Could someone just specifically walk through what it actually looks like to source? You walk in the morning to sit down and begin sourcing: what does that look like? How are you curating the lists of companies to hit? How are you approaching them? How are senior teammates involved? At what point does the contact chain / deal get passed off?
There’s a lot of ways to find companies (Pitchbook screens, conferences, warm intros, thematically sourcing by industry, portfolios of early stage sponsors, etc). From there you reach out, get their data, and maintain the relationship until they’re ready to do something.
Where senior team gets involved varies. If you’re good you can get a deal to term sheet by yourself with minimal senior intervention though obviously IC still needs to sign off. At my firm you’re part of the DD / portfolio team for anything you source but that may vary at other places
Interned at one of these places so can provide some context.

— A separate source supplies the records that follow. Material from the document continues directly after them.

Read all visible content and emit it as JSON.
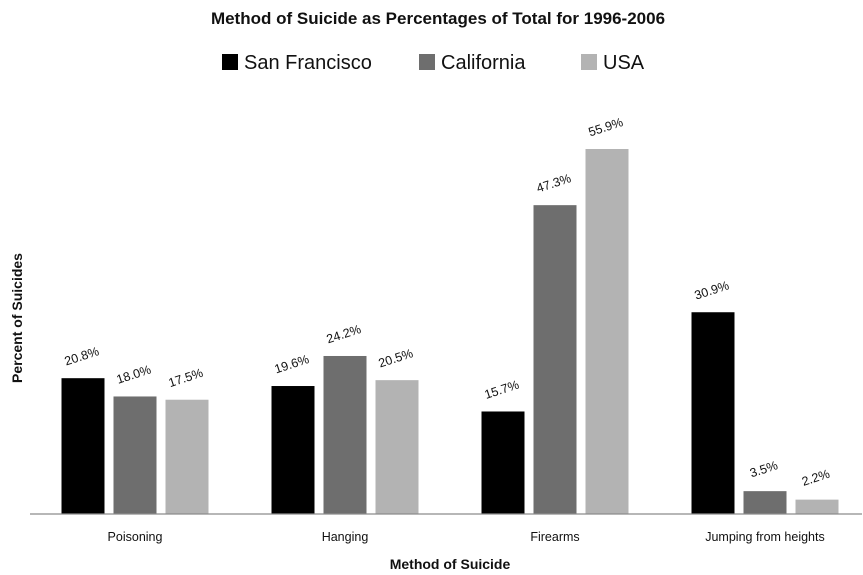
{
  "chart_data": {
    "type": "bar",
    "title": "Method of Suicide as Percentages of Total for 1996-2006",
    "xlabel": "Method of Suicide",
    "ylabel": "Percent of Suicides",
    "categories": [
      "Poisoning",
      "Hanging",
      "Firearms",
      "Jumping from heights"
    ],
    "series": [
      {
        "name": "San Francisco",
        "color": "#000000",
        "values": [
          20.8,
          19.6,
          15.7,
          30.9
        ],
        "labels": [
          "20.8%",
          "19.6%",
          "15.7%",
          "30.9%"
        ]
      },
      {
        "name": "California",
        "color": "#6e6e6e",
        "values": [
          18.0,
          24.2,
          47.3,
          3.5
        ],
        "labels": [
          "18.0%",
          "24.2%",
          "47.3%",
          "3.5%"
        ]
      },
      {
        "name": "USA",
        "color": "#b3b3b3",
        "values": [
          17.5,
          20.5,
          55.9,
          2.2
        ],
        "labels": [
          "17.5%",
          "20.5%",
          "55.9%",
          "2.2%"
        ]
      }
    ],
    "ylim": [
      0,
      56
    ],
    "grid": false,
    "legend_position": "top"
  }
}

Basically, you go in and look at all sorts of different company lists (ie those lists that are like '100 new startups to watch'), conferences, pitch book, all sorts of junk like that. Go through the list and look at which ones are in the right industry, seem like a semi decent business, and are in the right size range. On a typical day, I would probably go through a list of ~1000 companies and find maybe 50 that didn't get scrapped for whatever reason. You then email or call all of those. 95% won't respond because there is an intern reaching out. You get a response and set up a call. 95% of these calls are awful, either the people are dumb, the business has some massive red flag, or they have no interest in raising money. Maybe once a week you would find a company that is semi interesting, is open to raising money, and might be worth looking into. For me, that meant send it to my boss. Repeat this same process day in and day out.

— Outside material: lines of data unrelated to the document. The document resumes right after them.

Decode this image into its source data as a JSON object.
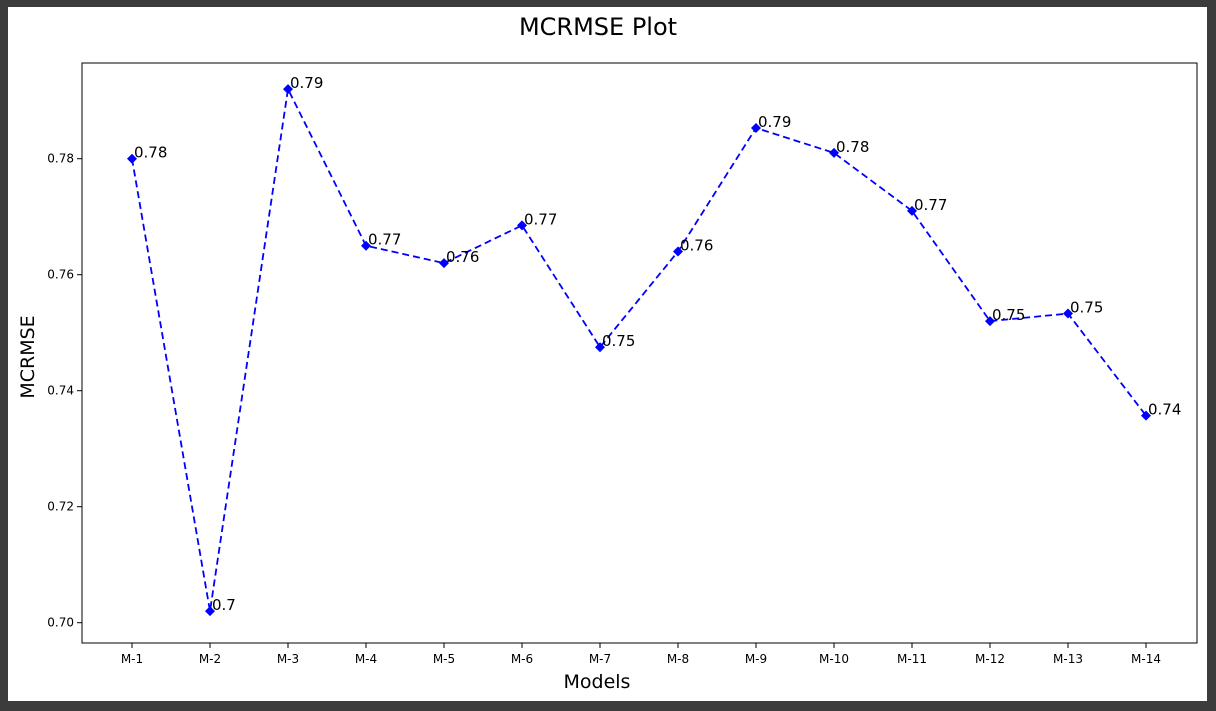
{
  "chart_data": {
    "type": "line",
    "title": "MCRMSE Plot",
    "xlabel": "Models",
    "ylabel": "MCRMSE",
    "categories": [
      "M-1",
      "M-2",
      "M-3",
      "M-4",
      "M-5",
      "M-6",
      "M-7",
      "M-8",
      "M-9",
      "M-10",
      "M-11",
      "M-12",
      "M-13",
      "M-14"
    ],
    "series": [
      {
        "values": [
          0.78,
          0.702,
          0.792,
          0.765,
          0.762,
          0.7685,
          0.7475,
          0.764,
          0.7853,
          0.781,
          0.771,
          0.752,
          0.7533,
          0.7357
        ],
        "data_labels": [
          "0.78",
          "0.7",
          "0.79",
          "0.77",
          "0.76",
          "0.77",
          "0.75",
          "0.76",
          "0.79",
          "0.78",
          "0.77",
          "0.75",
          "0.75",
          "0.74"
        ],
        "color": "#0000ff",
        "line_style": "dashed",
        "marker": "diamond"
      }
    ],
    "yticks": [
      0.7,
      0.72,
      0.74,
      0.76,
      0.78
    ],
    "ytick_labels": [
      "0.70",
      "0.72",
      "0.74",
      "0.76",
      "0.78"
    ],
    "ylim": [
      0.6965,
      0.7965
    ],
    "grid": false,
    "legend": "none"
  }
}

I found this brutally boring, especially because I was so far removed from the investing process. Also, pretty much all the deals that my firm actually did were from some MD referral from a friend or something, so I felt like my efforts were a complete waste of time. Ended up in IB because I was not a huge fan of the sourcing model.
Bump. Would love for further discussion on the specifics of the sourcing model.
Also any chance we could have some more opinions regarding the value of sourcing model vs. traditional buyout shops? And perhaps the exits of sourcing model vs. traditional buyout shops (if there is in fact a difference).
Bump
Bump - really interested
^ does working in a sourcing role at the analyst level completely cut off chances of moving to later stage buyout/how do MBA chances look coming from places like GA/Insight/etc?